No mere doting grandfather could hope to compete with these inarticulate attractions, and he, perhaps disillusioned by this evidence of inconstancy in one he had hitherto deemed flawless in all particulars, came gradually to a more reasonable estimation of Julia’s merits. Taking warning from this experience, he never again offered his heart so freely to fickle youth, and his regard for the subsequent little Parrys was on a restrained order which much relieved the minds of their parents. Not even Clive, who, when on his good behavior, was surely the most winsome child ever to patter across the earth, could call forth much beyond the phrase, “a remarkably fine boy, Fanny, remarkably fine,” a tentative pat on the head, and once, at least, the offer of a fob-watch for inspection. As it is rumored that Lord Meravon’s watch had kept time perfectly well B.C.--“B.C.” signifying, in this instance, as if often did in the Parry home, “Before Clive”--it is possible that his lordship’s reserve may have sprung from this very circumstance.

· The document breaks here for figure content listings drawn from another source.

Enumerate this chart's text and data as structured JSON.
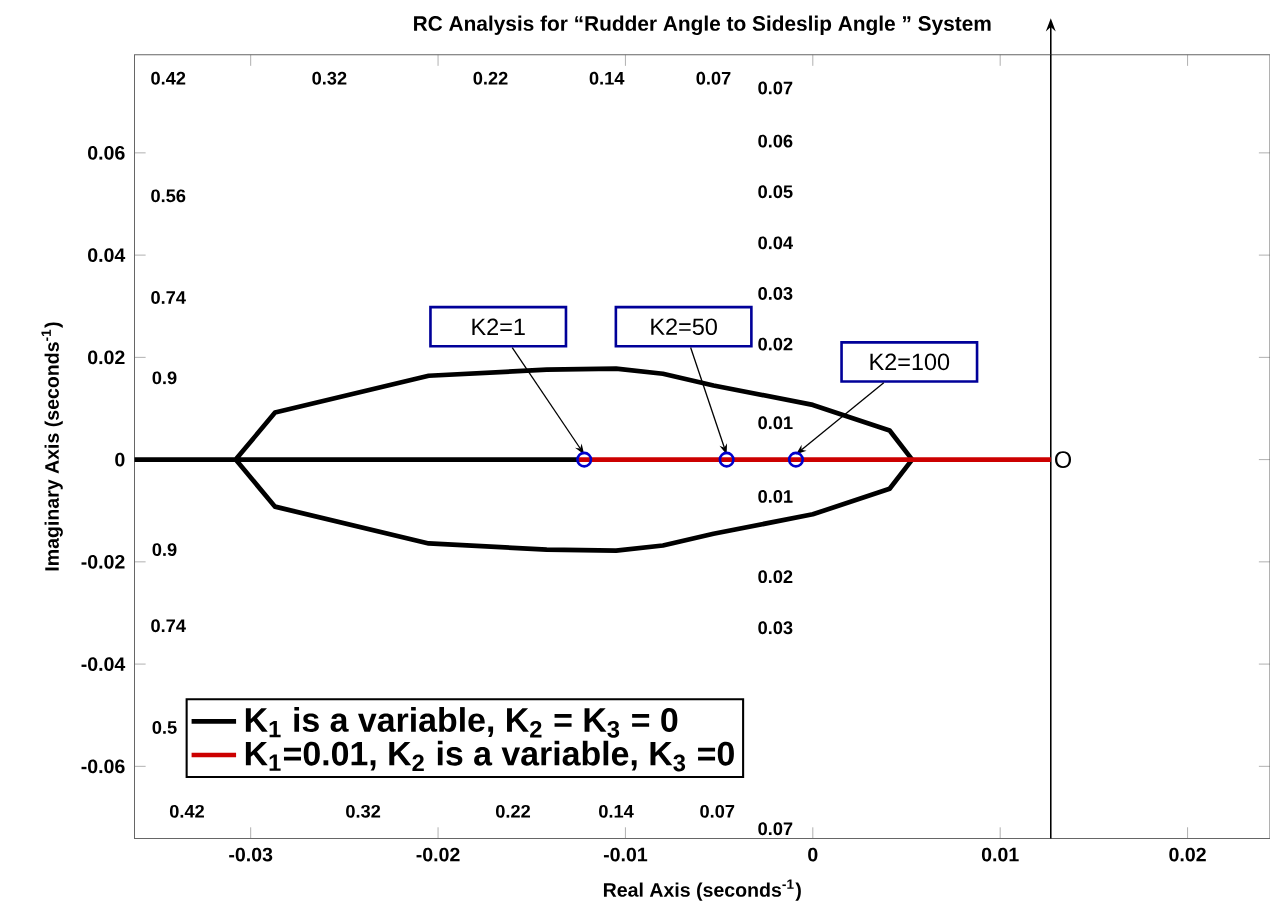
{
  "chart_data": {
    "type": "line",
    "title": "RC Analysis for  “Rudder Angle to Sideslip Angle ” System",
    "xlabel": "Real Axis (seconds$^{-1}$)",
    "ylabel": "Imaginary Axis (seconds$^{-1}$)",
    "xlim": [
      -0.0362,
      0.0244
    ],
    "ylim": [
      -0.0741,
      0.0792
    ],
    "xticks": [
      -0.03,
      -0.02,
      -0.01,
      0,
      0.01,
      0.02
    ],
    "yticks": [
      -0.06,
      -0.04,
      -0.02,
      0,
      0.02,
      0.04,
      0.06
    ],
    "legend": "bottom left",
    "series": [
      {
        "name": "K$_{1}$ is a variable, K$_{2}$ = K$_{3}$ = 0",
        "color": "#000000",
        "x": [
          -0.0362,
          -0.0308,
          -0.0287,
          -0.0205,
          -0.0142,
          -0.0105,
          -0.008,
          -0.0053,
          0,
          0.0041,
          0.0053,
          0.0041,
          0,
          -0.0053,
          -0.008,
          -0.0105,
          -0.0142,
          -0.0205,
          -0.0287,
          -0.0308,
          -0.0125
        ],
        "values": [
          0,
          0,
          0.0092,
          0.0164,
          0.0176,
          0.0178,
          0.0168,
          0.0145,
          0.0107,
          0.0057,
          0,
          -0.0057,
          -0.0107,
          -0.0145,
          -0.0168,
          -0.0178,
          -0.0176,
          -0.0164,
          -0.0092,
          0,
          0
        ]
      },
      {
        "name": "K$_{1}$=0.01, K$_{2}$ is a variable, K$_{3}$ =0",
        "color": "#cc0000",
        "x": [
          -0.0125,
          0.0127
        ],
        "values": [
          0,
          0
        ]
      },
      {
        "type": "scatter",
        "marker": "circle",
        "color": "#0000cc",
        "x": [
          -0.0122,
          -0.0046,
          -0.0009
        ],
        "values": [
          0,
          0,
          0
        ]
      }
    ],
    "ref_lines": [
      {
        "axis": "x",
        "value": 0.0127,
        "label": "O",
        "color": "#000000"
      }
    ],
    "annotations": [
      {
        "text": "K2=1",
        "x": -0.0122,
        "y": 0
      },
      {
        "text": "K2=50",
        "x": -0.0046,
        "y": 0
      },
      {
        "text": "K2=100",
        "x": -0.0009,
        "y": 0
      },
      "0.42",
      "0.32",
      "0.22",
      "0.14",
      "0.07",
      "0.07",
      "0.06",
      "0.05",
      "0.04",
      "0.03",
      "0.02",
      "0.01",
      "0.56",
      "0.74",
      "0.9",
      "0.9",
      "0.74",
      "0.5",
      "0.01",
      "0.02",
      "0.03",
      "0.42",
      "0.32",
      "0.22",
      "0.14",
      "0.07",
      "0.07"
    ]
  }
}
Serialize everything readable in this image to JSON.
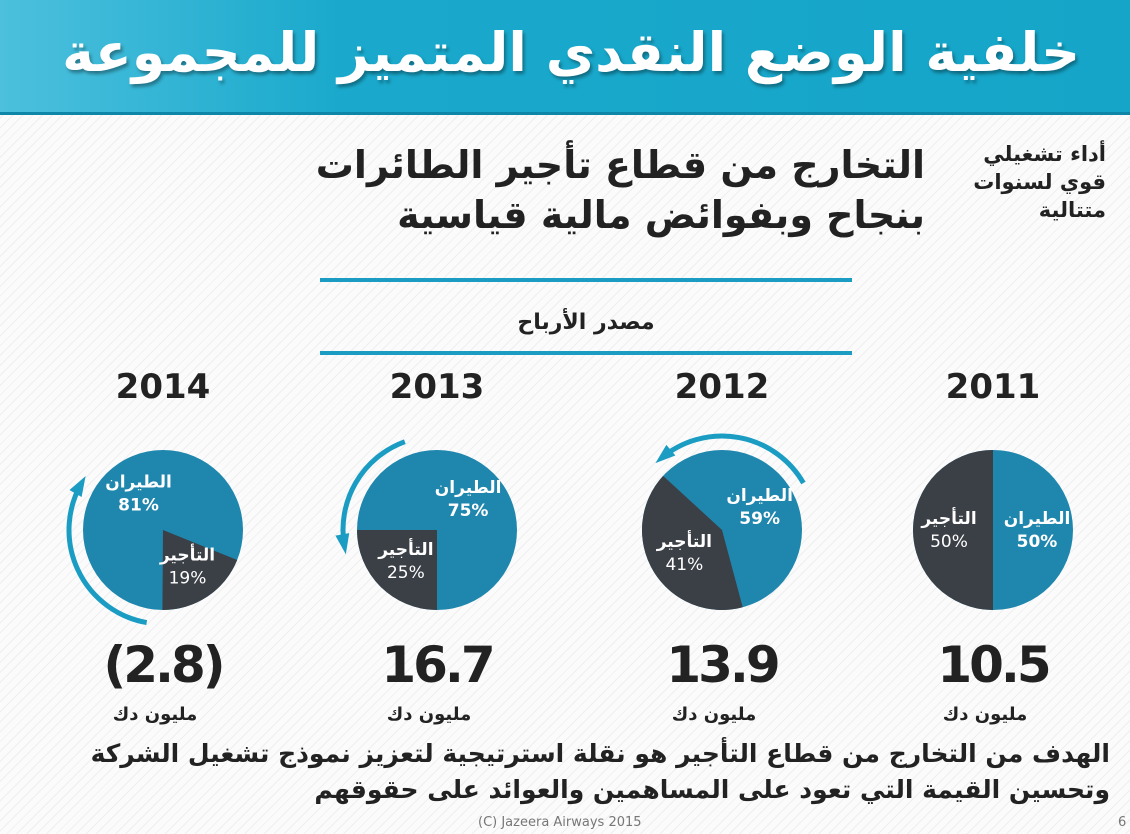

In Julia’s fifth year Lady Meravon was struck by a fever as swift as it was fatal, and her loss plunged the Earl into a black depression, which astonished his acquaintances as much as it alarmed his intimates. Lady Frances was urged to join him in his retreat to the country, and a canvas of the many advantages was spread persuasively before her: she would be able to bring up her increasing family in an environment entirely free from the influences of town, whilst at the same time providing comfort to her father in his distress, and the guidance of a mother to her two youngest brothers, whenever they should not be in school (the twins Torial and Thomas, aged twelve years, and rather less acquainted with their father than was the butler). In addition, may it be said, to relieving all of his lordship’s many solicitous relations of a great uneasiness, by allowing them to pity him very earnestly, untouched by any fear of ever being called upon to aid him in any practical and inconvenient fashion.